HONOLULU (KHON2) — Emergency officials say the COVID-19 pandemic presents new challenges in preparing for a storm. So planning ahead is even more critical than ever.

Officials say they’re looking for more available sites that can be used as emergency shelters. That’s because they’ll need more space to accommodate physical distancing and the possibility that some people might have to be isolated.

“We’re making sure that there’s classrooms available if someone is symptomatic that we can isolate them from the rest of the shelter, according to shelter screening procedures,” said Jennifer Walter, deputy director of the Honolulu Department of Emergency Management.

Those screening procedures will be similar to what travelers go through at the airport, temperature checks and questions about symptoms and recent travel history. Officials point out that more volunteers will also be needed. So they stress going to a shelter only as a last resort.

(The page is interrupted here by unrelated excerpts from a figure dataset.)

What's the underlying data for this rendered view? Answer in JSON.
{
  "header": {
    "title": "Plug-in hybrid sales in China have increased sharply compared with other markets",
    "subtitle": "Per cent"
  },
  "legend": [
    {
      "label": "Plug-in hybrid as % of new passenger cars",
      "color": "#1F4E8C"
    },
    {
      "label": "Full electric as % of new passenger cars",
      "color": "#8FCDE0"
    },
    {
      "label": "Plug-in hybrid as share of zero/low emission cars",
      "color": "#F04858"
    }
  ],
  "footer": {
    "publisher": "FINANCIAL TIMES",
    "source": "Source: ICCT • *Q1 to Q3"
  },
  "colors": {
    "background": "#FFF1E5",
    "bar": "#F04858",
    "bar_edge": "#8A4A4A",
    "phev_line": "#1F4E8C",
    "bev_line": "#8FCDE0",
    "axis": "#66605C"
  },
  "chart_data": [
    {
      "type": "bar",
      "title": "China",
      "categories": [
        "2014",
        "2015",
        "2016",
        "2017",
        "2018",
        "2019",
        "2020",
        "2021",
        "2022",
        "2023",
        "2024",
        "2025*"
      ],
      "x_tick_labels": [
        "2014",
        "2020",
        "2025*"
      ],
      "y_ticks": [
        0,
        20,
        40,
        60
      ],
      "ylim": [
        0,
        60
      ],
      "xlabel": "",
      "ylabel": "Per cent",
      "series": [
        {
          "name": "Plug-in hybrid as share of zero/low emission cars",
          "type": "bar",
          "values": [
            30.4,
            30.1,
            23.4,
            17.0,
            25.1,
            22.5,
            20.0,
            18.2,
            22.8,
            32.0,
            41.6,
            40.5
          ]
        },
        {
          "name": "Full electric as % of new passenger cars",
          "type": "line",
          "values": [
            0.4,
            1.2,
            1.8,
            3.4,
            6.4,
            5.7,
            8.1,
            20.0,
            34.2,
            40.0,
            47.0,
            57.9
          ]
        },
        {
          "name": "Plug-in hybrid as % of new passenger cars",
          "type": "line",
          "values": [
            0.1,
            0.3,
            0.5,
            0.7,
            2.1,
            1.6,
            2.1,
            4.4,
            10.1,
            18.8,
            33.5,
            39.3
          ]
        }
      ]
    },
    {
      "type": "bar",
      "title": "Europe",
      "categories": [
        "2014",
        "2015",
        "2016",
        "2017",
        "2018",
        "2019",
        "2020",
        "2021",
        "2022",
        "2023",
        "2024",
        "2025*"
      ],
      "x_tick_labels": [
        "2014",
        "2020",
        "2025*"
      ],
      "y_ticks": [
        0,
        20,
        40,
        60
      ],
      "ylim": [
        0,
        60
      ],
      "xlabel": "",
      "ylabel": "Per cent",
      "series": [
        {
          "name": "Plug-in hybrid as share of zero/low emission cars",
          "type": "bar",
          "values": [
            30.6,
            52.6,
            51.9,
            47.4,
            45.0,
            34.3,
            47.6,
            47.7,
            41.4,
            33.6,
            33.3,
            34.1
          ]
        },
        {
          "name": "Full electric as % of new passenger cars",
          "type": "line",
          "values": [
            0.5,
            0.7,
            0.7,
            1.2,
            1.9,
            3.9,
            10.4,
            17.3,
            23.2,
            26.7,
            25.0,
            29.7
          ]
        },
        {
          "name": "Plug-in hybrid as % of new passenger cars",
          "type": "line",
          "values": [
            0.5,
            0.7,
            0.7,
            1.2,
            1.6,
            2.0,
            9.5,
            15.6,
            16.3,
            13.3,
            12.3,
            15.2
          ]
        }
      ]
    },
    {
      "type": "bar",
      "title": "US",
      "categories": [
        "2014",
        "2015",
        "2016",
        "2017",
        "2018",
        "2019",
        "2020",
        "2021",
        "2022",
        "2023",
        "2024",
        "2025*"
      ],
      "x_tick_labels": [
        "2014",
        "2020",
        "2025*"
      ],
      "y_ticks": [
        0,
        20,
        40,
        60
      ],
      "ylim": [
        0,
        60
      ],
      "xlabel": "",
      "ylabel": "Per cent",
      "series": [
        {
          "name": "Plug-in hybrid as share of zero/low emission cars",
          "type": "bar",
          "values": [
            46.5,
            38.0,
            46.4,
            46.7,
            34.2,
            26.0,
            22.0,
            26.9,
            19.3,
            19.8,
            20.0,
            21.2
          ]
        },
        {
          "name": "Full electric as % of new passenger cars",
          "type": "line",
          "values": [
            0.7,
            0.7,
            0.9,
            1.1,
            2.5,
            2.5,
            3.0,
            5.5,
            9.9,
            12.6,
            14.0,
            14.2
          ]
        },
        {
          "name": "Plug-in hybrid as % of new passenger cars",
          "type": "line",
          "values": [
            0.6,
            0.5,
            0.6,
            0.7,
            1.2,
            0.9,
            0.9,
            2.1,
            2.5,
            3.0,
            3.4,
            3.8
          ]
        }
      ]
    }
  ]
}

Those who live in homes that have hurricane clips are asked to shelter in place and take care of others.

“Make it available to your family members that can shelter in place with you because the more we can do ahead of time to people’s plans to stay at shelters, the less impact we’re gonna have in trying to scramble and open sites,” said Walter.

Other plans that are still in the works include using hotels for shelters. The state says it’s working with the Hawaii Tourism Authority to identify certain properties that can be used for emergency situations.

“We have some occupancy in those facilities that could be leveraged. There have been some initial conversations on those as a potential emergency protective measure to kind of complement our sheltering capacity. But they’ve only been some conversations at this point,” said Luke Meyers, administrator of the Hawaii Emergency Management Agency.

People who go to shelters are asked to bring their own masks and hand sanitizers. With so many people out of work, families also face the challenge of not having the 14-day of supply of food. Honolulu Mayor Kirk Caldwell says he’s hoping to start a program that would provide families with assistance cards to buy food.

“It would have restrictions so you couldn’t buy alcohol with it, you couldn’t buy tobacco with it. But you can buy food with it, but it’s not in place at this time. It’s something we are working hard to get done,” he said.